Un jeu à la hauteur de ses inspirations
Infected Shelter est un action rpg/dungeon brawler rogue-like dans un univers post apocalyptique jouable de 1 à 4 joueurs en coop uniquement en local. Les développeurs ont pris le risque de faire du name dropping dans la description de leur jeu avec une addition de titres connus d’un grand nombre, qui se sont installés comme références dans leur genre respectif et adulés par la critique et par les joueurs : Castle Crashers, Dead Cells et Mortal Kombat. Autant être clair, si cela peut paraître prétentieux, on se rend vite compte une fois manette en main que le pari est largement réussi s’inspirant de choses qui ont participé au succès de chaque titre tout en ajoutant un petit plus qui permet au jeu de se démarquer de chacune de ses muses. On peut rajouter aux trois titres prestigieux cités comme inspiration les non moins célèbres Rogue Legacy et The Binding of Isaac.

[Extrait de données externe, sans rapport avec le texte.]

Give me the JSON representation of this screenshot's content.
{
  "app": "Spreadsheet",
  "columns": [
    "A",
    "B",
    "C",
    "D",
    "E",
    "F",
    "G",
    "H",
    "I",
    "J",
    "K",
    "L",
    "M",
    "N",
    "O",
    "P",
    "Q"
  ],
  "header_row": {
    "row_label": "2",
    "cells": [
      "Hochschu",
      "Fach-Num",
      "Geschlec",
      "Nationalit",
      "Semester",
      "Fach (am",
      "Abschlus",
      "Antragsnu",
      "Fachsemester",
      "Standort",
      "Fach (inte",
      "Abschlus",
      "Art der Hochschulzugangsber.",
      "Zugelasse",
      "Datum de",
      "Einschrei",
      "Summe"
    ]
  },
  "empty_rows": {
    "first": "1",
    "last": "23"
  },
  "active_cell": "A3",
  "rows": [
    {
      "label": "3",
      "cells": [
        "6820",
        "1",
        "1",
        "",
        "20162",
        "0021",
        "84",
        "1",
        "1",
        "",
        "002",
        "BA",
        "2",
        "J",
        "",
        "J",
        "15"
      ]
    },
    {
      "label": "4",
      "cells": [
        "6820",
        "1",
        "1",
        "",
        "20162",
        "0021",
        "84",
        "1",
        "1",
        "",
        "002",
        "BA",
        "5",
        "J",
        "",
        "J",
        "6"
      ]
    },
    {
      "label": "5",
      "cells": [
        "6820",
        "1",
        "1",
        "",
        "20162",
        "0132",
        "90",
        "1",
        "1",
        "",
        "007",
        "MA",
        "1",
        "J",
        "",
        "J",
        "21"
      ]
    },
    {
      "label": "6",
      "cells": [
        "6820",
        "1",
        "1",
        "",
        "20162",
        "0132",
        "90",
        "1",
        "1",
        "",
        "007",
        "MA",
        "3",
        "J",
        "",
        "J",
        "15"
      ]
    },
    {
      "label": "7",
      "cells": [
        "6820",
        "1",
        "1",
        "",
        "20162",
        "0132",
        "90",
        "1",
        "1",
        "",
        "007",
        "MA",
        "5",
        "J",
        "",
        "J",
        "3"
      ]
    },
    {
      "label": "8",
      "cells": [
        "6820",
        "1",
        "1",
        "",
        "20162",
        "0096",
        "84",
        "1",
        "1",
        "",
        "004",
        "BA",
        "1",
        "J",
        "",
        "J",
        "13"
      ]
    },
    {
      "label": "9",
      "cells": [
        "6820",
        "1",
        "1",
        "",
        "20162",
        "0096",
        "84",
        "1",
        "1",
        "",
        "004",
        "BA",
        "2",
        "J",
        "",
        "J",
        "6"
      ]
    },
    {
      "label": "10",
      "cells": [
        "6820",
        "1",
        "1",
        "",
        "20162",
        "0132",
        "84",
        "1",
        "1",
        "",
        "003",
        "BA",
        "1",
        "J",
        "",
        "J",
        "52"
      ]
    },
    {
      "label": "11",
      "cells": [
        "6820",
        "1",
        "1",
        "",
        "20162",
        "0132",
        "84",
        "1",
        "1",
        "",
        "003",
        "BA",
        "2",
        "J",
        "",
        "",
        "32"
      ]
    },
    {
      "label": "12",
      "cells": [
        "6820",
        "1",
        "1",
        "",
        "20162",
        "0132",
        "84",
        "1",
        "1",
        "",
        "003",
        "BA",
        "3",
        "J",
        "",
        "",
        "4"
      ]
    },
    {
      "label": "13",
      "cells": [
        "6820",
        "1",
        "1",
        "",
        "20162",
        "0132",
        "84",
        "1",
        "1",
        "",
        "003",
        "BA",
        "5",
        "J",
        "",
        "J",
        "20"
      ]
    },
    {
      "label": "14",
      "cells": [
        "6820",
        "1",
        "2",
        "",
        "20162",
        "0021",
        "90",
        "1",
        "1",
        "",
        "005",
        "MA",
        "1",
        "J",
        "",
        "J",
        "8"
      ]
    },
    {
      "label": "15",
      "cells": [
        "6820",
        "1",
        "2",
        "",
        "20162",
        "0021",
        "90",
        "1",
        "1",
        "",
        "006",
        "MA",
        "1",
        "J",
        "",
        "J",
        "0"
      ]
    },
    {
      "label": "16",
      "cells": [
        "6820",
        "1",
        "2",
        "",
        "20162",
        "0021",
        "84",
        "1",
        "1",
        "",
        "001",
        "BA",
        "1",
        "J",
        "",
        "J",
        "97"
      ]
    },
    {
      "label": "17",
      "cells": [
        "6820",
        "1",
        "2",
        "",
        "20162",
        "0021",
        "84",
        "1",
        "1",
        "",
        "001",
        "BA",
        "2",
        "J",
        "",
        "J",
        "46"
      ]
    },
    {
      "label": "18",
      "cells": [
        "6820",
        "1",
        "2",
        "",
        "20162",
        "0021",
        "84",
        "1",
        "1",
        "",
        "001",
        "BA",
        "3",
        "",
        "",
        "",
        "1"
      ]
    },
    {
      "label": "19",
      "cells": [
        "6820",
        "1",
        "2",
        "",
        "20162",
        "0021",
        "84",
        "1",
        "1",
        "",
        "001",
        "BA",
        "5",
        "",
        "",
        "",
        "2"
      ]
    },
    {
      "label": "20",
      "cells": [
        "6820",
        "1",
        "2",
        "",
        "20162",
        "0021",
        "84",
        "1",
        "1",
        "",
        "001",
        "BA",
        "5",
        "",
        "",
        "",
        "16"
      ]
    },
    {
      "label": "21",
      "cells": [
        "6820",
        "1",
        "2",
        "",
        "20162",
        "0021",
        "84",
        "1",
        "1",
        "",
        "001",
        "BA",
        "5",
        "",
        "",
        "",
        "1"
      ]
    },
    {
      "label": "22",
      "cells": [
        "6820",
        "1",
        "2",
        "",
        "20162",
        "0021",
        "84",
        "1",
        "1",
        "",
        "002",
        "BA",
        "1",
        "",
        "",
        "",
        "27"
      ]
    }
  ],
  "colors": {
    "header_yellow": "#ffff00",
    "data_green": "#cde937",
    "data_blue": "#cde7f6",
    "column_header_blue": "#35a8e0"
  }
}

Au lancement de la partie, vous avez une petite intro en bande dessinée animée qui vous montre que votre camp a été attaqué par des punks qui ont kidnappés certains de vos amis dont une laborantine qui n’était pas loin de trouver un sérum contre l’infection. A la suite de l’animation, vous avez le choix entre 4 classes de personnages (seulement 2 jouables dans notre version PC datant du 4 mai dont l’accès à l’early access est prévue au 8 mai 2019) aux statistiques différentes basées sur 5 attributs que sont l’endurance, la force, la dextérité, l’intelligence ainsi que la sérendipité qui est la probabilité de chance de trouver des plans et dans lesquelles vous avez le choix entre 3 personnages aléatoires. C’est à ce moment que l’on comprend une chose : le jeu ne se prend pas au sérieux et se veut volontairement décalé et humoristique, car votre choix de classe se portera entre : “la fille guitariste” qui utilise sa guitare comme coup puissant, “le grand-père et sa petite fille” la petite fille poussant et utilisant son grand-père qui se trouve en chaise roulante pour fracasser ceux qui vous veulent du mal, “l’ouvrier aux gros bras” avec une bedaine et une bouteille d’alcool à la place des outils et “le soldat souriant” qui est en béquille car il lui manque une jambe (les 2 derniers étant les classes non jouables). Vient ensuite le dilemme du personnage, qui présentent chacun 1 “trait” spécifique à la façon des traits de caractère de vos héritiers dans Rogue Legacy, que vous pourrez activer ou non et qui modifieront votre gameplay (“tuer avec plus de sang” qui vous ajoute du sang en premier plan à chaque kill, gain de +5 MAX HP ou perte de 50% des pièces d’or aléatoirement à la fin de chaque zone, “mouvements involontaires” qui fera que votre perso lancera un combo à la simple pression d’une touche…). Votre héros prêt, vous pouvez marquer un arrêt chez “Le chef” du camp afin d’activer les plans acquis le long des runs précédents puis activer ou non le tutoriel en parlant au garde présent à la sortie du camp.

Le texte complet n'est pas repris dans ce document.